Acho que ele pensou, naquele dia, que eu estava bêbada, contei, olhando para ele, que ouviu, e riu. Voltou o olhar à pessoa que me acompanhava no jantar, retornando para mim como a dizer que não aprovava me ver ‘acompanhada’. Sinceramente, não sei mais o que fazer para agradar este homem! Quando me vê com meus três filhos almoçando, ri. Quando me vê jantando com um amigo, ri. Quando me vê dançando quatro horas seguidas, ri. Talvez ele simplesmente goste do meu sorriso, concluo, e apenas retribuo. Ele é alto, magro, destas pessoas naturalmente engraçadas.

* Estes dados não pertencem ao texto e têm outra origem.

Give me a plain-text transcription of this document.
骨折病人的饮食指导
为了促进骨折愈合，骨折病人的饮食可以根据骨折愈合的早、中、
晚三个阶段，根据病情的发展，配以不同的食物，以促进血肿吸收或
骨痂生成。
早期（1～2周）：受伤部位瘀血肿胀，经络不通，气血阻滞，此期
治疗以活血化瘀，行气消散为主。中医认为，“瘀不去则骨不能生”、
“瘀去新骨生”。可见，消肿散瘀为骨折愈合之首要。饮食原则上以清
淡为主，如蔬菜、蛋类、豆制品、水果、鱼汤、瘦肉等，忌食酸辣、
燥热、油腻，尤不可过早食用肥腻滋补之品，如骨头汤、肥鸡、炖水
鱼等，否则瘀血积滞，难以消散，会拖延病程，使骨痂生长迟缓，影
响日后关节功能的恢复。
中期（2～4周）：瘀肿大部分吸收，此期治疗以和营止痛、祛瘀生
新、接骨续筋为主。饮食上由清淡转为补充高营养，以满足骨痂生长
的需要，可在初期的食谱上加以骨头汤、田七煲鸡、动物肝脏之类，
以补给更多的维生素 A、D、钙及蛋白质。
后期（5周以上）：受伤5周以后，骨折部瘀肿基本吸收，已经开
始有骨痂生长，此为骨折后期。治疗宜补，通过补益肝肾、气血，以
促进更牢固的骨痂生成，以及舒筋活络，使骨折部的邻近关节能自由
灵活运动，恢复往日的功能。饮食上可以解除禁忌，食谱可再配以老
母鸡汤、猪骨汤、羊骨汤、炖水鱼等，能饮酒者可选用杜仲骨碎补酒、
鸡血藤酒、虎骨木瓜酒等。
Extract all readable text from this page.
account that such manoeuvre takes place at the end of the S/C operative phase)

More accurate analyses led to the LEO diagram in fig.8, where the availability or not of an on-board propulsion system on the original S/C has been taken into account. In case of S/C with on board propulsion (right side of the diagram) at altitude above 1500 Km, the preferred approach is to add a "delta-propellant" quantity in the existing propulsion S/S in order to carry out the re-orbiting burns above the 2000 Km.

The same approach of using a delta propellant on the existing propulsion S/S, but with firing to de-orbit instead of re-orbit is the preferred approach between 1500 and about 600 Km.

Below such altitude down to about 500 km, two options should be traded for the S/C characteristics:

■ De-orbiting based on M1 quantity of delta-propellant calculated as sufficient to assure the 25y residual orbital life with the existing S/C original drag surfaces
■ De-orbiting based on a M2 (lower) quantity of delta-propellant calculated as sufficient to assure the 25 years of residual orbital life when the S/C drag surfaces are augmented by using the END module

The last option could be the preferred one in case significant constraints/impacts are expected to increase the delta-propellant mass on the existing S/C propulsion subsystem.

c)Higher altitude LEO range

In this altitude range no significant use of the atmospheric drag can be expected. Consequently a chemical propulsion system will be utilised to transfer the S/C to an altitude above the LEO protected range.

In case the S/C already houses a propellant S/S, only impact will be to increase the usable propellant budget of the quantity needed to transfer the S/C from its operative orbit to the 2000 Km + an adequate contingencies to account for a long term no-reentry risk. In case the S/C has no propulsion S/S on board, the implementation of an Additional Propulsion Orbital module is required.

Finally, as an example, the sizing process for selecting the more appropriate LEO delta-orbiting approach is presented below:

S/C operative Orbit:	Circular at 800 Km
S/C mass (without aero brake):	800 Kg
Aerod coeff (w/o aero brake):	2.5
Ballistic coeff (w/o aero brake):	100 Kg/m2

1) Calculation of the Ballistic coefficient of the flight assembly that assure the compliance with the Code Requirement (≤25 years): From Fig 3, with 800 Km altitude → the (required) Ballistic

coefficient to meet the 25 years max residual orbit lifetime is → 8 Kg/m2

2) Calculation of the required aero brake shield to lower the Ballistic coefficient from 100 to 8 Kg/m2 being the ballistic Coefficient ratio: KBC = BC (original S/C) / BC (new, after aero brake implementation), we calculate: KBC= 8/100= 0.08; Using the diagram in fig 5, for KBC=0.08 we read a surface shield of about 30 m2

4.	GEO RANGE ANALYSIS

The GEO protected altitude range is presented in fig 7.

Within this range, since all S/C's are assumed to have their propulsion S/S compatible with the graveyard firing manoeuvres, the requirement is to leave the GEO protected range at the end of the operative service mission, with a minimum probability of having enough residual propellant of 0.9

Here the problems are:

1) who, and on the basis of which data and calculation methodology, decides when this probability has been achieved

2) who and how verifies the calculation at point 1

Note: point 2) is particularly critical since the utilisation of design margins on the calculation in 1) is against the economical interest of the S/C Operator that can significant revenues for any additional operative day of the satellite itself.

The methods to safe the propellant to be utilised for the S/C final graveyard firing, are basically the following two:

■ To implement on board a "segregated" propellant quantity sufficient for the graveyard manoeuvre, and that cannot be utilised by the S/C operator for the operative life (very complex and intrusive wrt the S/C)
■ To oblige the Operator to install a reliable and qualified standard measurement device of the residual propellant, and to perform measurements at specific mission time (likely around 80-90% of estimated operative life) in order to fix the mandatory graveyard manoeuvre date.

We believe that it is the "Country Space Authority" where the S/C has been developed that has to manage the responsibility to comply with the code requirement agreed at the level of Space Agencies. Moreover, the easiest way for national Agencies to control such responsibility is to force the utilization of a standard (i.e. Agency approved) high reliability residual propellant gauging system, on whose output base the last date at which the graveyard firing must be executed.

Perguntou para alguém na mesa ao lado se já tinha recebido os documentos. Toda vez que o vejo, ou está me olhando, ou falando de trabalho. Nunca estou falando de trabalho quando me vê, mas certamente sempre o estou olhando. Viramos parceiros anônimos desconhecidos e cúmplices de qualquer coisa que não sei exatamente o que, neste mundinho velho. Jamais nos falamos, não sei seu nome, creio que não saiba o meu, mas de algum modo, nos divertimos com a presença um do outro.

Volto a dar a devida atenção a quem me acompanha na mesa. Não sei quanto tempo estive ausente em pensamento. Desperto. Talvez por ter sido tocada na mão, como uma boneca robô que volta a ser ligada depois de um pequeno pane-distração. O jantar acabou. Vamos ao balcão dividir a conta. Insisto nesta divisão. Odeio que um homem pague minha conta. Ele paga a conta! Mantém consigo meu cartão na carteira. Esquece de me devolver. Abriu a porta do carro duas vezes, ajeitou minha cadeira, foi gentil e carinhoso ao extremo, bom ouvinte e omitirei os outros detalhes. Ao final errou meu nome, e imediatamente corrigiu, tudo bem. O que não perdoo mesmo é que pagou a conta.

Não gosto que paguem minha conta, insisto. Ele diz que me dará a oportunidade de pagar a próxima. Se soubesse o que eu sei: depois desta, não haverá próxima. Sei que foi esta a educação que a mãe lhe deu e tudo mais, mas há uma hora derradeira na vida de um homem em que deve escolher ouvir a mulher com quem está jantando ou a própria mãe que à estas horas já deve estar dormindo.

Esta semana recusei três convites para jantar. Então resolvi aceitar este, porque uma mulher que vive dando balaio não pode reclamar que não tem com quem dançar. Foi para saber como me sentiria. Agora sei.